Dom Francisco Antunes Santana (11 October 1924 – 5 March 1982), officially known as Francisco II, was Bishop of Funchal during 1974 and 1982, having a key role in the political process in Madeira at the time of the Carnation Revolution.

== Life and career ==
Francisco II was born in Lisbon on October 10, 1924 to António Francisco Santana and Ana de Jesus Santana.

He was ordained by Cardinal Cerejeira on 29 June 1948, after which he took the position as teacher in the seminary of Santarém and as priest in several parishes of Lisbon.

He then became National Director of the Apostleship of the Sea in 1960. From 1979 onward he worked as a monitor-operator for Lisnave shipyards since, and participated on numerous missions abroad.
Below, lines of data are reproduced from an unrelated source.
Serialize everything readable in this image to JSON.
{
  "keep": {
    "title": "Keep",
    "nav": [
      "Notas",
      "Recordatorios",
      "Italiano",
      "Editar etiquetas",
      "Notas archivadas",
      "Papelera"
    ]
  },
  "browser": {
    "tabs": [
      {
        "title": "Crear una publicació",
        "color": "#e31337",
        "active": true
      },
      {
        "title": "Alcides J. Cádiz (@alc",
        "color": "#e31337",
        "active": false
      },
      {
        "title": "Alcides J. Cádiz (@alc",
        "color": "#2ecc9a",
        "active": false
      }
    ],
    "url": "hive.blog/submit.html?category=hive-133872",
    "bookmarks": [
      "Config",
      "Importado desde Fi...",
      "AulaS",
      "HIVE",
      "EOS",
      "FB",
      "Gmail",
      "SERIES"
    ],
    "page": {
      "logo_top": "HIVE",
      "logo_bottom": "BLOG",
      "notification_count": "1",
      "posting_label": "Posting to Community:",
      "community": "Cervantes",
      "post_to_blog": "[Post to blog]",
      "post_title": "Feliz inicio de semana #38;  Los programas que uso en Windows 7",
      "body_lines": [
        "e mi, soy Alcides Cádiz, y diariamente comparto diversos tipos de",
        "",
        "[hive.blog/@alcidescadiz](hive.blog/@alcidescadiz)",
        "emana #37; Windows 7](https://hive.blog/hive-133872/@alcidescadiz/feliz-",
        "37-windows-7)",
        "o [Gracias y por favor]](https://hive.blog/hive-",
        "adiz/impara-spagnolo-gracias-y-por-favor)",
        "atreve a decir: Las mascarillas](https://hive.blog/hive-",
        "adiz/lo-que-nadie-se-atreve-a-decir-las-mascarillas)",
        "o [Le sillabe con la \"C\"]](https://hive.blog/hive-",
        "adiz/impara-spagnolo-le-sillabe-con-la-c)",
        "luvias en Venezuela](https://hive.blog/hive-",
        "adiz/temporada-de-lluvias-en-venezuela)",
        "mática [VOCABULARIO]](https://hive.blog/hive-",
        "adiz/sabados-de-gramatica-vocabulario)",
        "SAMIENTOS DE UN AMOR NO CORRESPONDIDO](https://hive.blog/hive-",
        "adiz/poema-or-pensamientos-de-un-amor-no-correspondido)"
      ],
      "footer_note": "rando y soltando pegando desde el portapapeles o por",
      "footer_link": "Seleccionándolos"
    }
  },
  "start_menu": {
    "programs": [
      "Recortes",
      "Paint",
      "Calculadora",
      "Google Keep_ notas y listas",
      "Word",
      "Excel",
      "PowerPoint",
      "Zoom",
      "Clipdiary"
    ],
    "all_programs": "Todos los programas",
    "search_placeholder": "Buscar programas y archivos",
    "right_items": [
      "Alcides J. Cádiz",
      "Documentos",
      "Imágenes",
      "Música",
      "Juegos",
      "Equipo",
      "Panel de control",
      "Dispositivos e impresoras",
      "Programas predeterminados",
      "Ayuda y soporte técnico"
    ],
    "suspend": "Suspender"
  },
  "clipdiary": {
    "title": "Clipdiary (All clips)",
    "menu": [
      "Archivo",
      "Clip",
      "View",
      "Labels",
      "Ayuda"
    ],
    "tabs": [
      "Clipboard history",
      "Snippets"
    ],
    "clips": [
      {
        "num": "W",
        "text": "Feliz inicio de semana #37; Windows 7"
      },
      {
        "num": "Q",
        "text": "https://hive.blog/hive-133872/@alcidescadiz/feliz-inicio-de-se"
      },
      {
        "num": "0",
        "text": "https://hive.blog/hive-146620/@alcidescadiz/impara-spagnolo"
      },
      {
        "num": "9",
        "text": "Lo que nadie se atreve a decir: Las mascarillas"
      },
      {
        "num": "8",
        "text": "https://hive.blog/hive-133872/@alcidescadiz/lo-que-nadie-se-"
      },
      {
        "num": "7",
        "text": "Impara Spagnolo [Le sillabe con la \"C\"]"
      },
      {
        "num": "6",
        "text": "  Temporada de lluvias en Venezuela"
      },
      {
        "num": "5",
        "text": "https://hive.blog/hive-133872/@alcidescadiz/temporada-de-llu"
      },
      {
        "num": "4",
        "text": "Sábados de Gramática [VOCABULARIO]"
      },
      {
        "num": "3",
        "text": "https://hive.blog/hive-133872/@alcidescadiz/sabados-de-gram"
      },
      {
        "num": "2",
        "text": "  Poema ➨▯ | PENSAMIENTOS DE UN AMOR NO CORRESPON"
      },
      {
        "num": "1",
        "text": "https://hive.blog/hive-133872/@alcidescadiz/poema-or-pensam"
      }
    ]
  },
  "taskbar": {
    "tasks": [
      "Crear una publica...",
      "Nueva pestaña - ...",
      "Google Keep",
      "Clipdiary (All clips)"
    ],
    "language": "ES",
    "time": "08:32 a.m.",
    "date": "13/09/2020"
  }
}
He was elected bishop of Funchal on March 18, 1974, and episcopal ordination on the 21st of the same month. However, he was forced to delay his arrival to Madeira due to the Revolution. He would make his solemn entry into the see of Funchal on May 12, 1974. In that and that summer his was kidnapped at Funchal's seminary premises.

In February 1981 he was hospitalized, due to cancer, in Funchal and would later undergo surgery in London. He would later die in the episcopal palace of Funchal on March 5, 1982.

== Political legacy ==
It is attributed to Francisco II the launch of Alberto João Jardim's political career, who would become President of the Regional Government of Madeira for 37 years, the longest time in office for an elected Portuguese politician. Such was due to the fact that Francisco II choose João Jardim, on October 24, 1974, to be the director of the Diocese's newspaper, who then became a mouthpiece to the Church's anti-communist and anti-socialist sentiment in revolution's aftermath, therefore influencing the political set-up of Madeira in the early years of Autonomy.

During his time in office he frequently attack Communism and Socialism during his masses by stating that: "marxist socialism, where the agents of international communism cleverly hide, intends to assault our archipelago of Madeira to colonize it" and by calling Communism an utopia.